Patients et méthodes : Il s’agissait d’une étude rétrospective et descriptive menée au service de Cardiologie de l’Hôpital National Ignace Deen sur une période de cinq ans entre janvier 2010 et décembre 2015. Tous les dossiers des patients hospitalisés pour une TVP des membres inférieurs confirmée à l’écho-Doppler veineux étaient revus.
Résultats : Durant cette période nous avons colligés 40 cas de TVP sur 3082 hospitalisations soit une prévalence de 1,3% des cas. L’âge moyen était de 51 ans avec des extrêmes de 20 ans et 80 ans. L’alitement prolongé et la prise de contraceptif ont été les facteurs de risque les plus dominants dans 55%. La douleur du membre inferieur et l’augmentation de la chaleur locale ont été les maîtres symptômes dans 85 %. L’écho-Doppler veineux des membres inférieurs avait mis en évidence la présence d’un thrombus localisé au niveau de la veine fémorale commune chez 20 patients soit 50%.L’Héparine de bas poids moléculaire (85%) et l’anti-vitamine K (100%) ont été les molécules utilisées. L’évolution était favorable dans 82,5%. Cependant, nous avons enregistré 17,5% cas de décès probablement liés à l’embolie pulmonaire et au cancer.

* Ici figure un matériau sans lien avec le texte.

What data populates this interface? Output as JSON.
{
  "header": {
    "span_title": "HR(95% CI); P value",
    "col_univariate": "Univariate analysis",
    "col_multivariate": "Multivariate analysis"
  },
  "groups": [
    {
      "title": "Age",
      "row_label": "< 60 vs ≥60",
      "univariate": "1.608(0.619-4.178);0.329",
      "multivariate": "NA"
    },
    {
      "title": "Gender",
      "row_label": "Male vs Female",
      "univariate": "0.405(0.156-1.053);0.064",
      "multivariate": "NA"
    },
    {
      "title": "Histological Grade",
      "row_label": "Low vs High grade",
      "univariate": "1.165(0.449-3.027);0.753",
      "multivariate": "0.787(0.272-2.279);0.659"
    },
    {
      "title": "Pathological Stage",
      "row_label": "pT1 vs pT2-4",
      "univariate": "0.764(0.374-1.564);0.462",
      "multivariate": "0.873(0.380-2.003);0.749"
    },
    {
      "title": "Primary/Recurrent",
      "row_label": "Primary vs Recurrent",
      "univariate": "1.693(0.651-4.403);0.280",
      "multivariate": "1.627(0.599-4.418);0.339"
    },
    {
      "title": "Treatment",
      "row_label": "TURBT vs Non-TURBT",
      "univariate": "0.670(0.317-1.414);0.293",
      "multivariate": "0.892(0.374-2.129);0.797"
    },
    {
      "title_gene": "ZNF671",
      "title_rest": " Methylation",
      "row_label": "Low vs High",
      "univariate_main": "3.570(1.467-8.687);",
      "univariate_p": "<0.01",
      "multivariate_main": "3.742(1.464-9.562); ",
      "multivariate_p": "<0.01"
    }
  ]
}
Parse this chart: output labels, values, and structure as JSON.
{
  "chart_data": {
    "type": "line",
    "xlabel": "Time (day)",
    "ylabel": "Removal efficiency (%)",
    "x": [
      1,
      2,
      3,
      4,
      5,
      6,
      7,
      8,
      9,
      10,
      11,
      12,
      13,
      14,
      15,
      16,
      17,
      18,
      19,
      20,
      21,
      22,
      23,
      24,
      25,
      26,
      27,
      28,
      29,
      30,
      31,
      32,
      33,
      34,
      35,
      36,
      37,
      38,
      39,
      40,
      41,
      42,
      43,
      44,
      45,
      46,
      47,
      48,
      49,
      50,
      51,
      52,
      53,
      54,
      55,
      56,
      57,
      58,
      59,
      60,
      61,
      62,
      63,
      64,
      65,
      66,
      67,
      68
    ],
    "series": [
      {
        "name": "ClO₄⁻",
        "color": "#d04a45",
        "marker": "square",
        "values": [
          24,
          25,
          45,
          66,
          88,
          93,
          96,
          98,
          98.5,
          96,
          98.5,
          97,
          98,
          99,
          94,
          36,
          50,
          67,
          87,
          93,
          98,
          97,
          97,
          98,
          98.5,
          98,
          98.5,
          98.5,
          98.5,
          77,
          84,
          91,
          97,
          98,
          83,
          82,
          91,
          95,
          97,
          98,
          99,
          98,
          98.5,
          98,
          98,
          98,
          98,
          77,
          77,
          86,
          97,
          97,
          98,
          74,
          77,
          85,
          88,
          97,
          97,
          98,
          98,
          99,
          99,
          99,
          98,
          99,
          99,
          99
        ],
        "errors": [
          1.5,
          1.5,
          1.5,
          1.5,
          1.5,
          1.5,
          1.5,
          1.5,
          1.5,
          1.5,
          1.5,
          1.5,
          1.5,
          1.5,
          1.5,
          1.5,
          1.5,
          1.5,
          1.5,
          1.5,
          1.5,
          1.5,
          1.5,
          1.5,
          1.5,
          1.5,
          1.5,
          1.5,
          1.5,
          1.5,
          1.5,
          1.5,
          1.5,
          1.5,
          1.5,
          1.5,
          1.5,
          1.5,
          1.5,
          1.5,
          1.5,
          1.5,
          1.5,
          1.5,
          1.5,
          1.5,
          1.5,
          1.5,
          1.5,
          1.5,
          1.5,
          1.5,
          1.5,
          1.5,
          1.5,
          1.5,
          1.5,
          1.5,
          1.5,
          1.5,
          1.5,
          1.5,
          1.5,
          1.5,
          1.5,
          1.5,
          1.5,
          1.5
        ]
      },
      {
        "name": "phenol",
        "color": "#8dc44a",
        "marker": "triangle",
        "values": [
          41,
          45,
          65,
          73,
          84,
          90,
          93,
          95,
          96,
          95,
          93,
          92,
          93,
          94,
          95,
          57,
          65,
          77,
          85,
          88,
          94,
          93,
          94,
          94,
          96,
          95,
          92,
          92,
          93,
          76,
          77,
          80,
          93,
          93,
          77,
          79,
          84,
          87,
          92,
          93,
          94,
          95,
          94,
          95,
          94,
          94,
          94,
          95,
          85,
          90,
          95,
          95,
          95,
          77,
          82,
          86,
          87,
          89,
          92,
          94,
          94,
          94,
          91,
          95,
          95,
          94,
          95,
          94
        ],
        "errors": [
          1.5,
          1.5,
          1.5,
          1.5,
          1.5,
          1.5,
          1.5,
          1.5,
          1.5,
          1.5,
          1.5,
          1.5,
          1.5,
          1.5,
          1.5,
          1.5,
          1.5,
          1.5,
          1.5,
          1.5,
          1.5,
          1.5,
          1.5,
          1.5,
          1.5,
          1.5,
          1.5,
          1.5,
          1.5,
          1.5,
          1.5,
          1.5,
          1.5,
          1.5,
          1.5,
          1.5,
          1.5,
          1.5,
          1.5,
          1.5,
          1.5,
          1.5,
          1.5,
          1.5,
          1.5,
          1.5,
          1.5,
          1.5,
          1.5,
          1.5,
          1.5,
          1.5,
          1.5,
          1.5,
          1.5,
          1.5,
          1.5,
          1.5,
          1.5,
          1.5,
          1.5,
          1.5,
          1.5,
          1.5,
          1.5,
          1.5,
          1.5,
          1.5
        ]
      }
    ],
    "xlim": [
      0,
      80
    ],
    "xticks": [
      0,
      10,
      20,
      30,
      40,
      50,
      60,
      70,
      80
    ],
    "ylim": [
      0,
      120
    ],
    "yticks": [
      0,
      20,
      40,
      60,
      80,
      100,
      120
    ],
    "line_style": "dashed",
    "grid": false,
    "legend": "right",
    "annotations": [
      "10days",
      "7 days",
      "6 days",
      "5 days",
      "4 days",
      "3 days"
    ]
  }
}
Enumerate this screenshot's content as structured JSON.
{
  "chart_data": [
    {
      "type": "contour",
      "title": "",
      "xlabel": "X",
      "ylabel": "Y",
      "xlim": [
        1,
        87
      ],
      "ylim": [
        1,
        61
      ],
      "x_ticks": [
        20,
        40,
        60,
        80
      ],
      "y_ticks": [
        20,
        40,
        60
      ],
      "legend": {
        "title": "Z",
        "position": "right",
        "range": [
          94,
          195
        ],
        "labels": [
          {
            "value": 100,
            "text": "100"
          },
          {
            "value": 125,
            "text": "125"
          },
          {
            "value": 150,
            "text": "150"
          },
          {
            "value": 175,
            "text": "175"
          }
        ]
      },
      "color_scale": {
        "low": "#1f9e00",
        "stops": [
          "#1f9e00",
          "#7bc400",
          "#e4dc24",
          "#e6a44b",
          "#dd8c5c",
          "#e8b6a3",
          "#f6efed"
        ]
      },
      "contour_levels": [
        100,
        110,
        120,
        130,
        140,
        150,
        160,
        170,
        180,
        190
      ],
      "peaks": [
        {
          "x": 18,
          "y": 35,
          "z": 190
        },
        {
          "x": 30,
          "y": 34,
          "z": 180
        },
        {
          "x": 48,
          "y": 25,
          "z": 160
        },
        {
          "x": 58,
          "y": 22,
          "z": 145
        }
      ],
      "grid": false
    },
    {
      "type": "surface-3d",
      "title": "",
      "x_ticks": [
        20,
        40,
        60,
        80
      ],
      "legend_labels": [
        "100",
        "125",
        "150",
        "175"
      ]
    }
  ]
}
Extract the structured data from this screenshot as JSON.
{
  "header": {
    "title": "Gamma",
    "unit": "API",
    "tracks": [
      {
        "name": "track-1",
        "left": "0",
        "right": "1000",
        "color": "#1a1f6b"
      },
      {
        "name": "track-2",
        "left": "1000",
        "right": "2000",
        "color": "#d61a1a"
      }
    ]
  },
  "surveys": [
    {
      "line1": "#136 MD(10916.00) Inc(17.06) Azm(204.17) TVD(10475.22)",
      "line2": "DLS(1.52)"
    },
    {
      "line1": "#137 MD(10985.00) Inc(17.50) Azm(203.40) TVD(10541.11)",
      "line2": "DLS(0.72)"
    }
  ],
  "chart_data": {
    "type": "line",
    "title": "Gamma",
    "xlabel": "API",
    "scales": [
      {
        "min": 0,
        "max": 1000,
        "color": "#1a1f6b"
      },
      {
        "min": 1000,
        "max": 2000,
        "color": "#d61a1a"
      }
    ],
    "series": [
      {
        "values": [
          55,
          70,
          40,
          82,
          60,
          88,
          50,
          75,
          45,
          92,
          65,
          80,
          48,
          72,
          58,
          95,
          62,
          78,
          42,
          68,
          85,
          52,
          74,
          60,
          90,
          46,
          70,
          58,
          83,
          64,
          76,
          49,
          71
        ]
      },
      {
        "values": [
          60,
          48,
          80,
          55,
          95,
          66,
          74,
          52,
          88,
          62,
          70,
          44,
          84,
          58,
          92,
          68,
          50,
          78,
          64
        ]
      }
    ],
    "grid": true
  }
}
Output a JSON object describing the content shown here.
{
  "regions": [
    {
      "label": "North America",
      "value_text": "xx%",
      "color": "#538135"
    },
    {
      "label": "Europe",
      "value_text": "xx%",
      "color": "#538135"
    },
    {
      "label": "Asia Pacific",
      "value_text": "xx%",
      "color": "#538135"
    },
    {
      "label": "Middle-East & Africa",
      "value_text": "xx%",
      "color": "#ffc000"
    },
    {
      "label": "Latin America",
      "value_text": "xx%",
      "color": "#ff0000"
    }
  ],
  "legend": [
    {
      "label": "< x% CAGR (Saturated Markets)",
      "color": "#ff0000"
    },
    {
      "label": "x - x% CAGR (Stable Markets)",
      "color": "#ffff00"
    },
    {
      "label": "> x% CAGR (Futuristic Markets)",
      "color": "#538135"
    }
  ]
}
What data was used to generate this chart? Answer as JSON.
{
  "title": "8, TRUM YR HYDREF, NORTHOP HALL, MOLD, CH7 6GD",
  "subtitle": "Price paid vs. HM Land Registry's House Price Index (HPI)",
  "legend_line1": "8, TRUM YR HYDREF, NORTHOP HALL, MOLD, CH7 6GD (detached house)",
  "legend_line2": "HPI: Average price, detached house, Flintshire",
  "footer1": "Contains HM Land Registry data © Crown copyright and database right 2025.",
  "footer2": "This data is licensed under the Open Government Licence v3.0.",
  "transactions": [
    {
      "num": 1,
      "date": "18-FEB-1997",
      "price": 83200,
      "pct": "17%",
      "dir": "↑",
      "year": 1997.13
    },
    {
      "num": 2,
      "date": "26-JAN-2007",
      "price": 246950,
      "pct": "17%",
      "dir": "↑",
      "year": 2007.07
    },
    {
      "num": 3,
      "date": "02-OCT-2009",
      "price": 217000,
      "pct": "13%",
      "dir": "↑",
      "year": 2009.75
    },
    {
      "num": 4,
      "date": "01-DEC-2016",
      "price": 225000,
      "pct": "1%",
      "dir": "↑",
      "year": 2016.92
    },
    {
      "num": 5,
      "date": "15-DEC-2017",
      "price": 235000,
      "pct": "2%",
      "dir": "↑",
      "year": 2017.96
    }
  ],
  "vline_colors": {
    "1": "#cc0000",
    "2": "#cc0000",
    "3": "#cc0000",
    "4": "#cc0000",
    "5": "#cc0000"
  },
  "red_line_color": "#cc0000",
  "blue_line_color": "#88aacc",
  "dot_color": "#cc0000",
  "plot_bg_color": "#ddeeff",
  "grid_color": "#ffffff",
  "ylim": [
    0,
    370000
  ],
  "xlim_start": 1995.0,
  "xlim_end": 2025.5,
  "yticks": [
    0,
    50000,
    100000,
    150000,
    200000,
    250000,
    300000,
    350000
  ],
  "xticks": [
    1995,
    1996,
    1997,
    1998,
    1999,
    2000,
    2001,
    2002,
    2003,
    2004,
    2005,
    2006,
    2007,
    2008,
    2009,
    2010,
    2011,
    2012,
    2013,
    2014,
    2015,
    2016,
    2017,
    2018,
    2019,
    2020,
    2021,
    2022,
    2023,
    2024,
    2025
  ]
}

Conclusion : La thrombose veineuse profonde des membres inférieurs est une réalité dans notre milieu. Elle est présente dans 1% des cas hospitalisés et son pronostic est sombre lorsqu’elle est associée à une embolie pulmonaire ou à un cancer.
MOTS CLES
Thrombose veineuse profonde, Membre inférieur, Conakry.
SUMMARY
Introduction: Deep venous thrombosis (DVT) is a multifactorial disease, and its prevention remains a daily concern in the hospital milieu. The objective of this study was to describe the epidemiological, clinical, para–clinical aspects and evolution of deep venous thrombosis of the lower limbs in Conakry.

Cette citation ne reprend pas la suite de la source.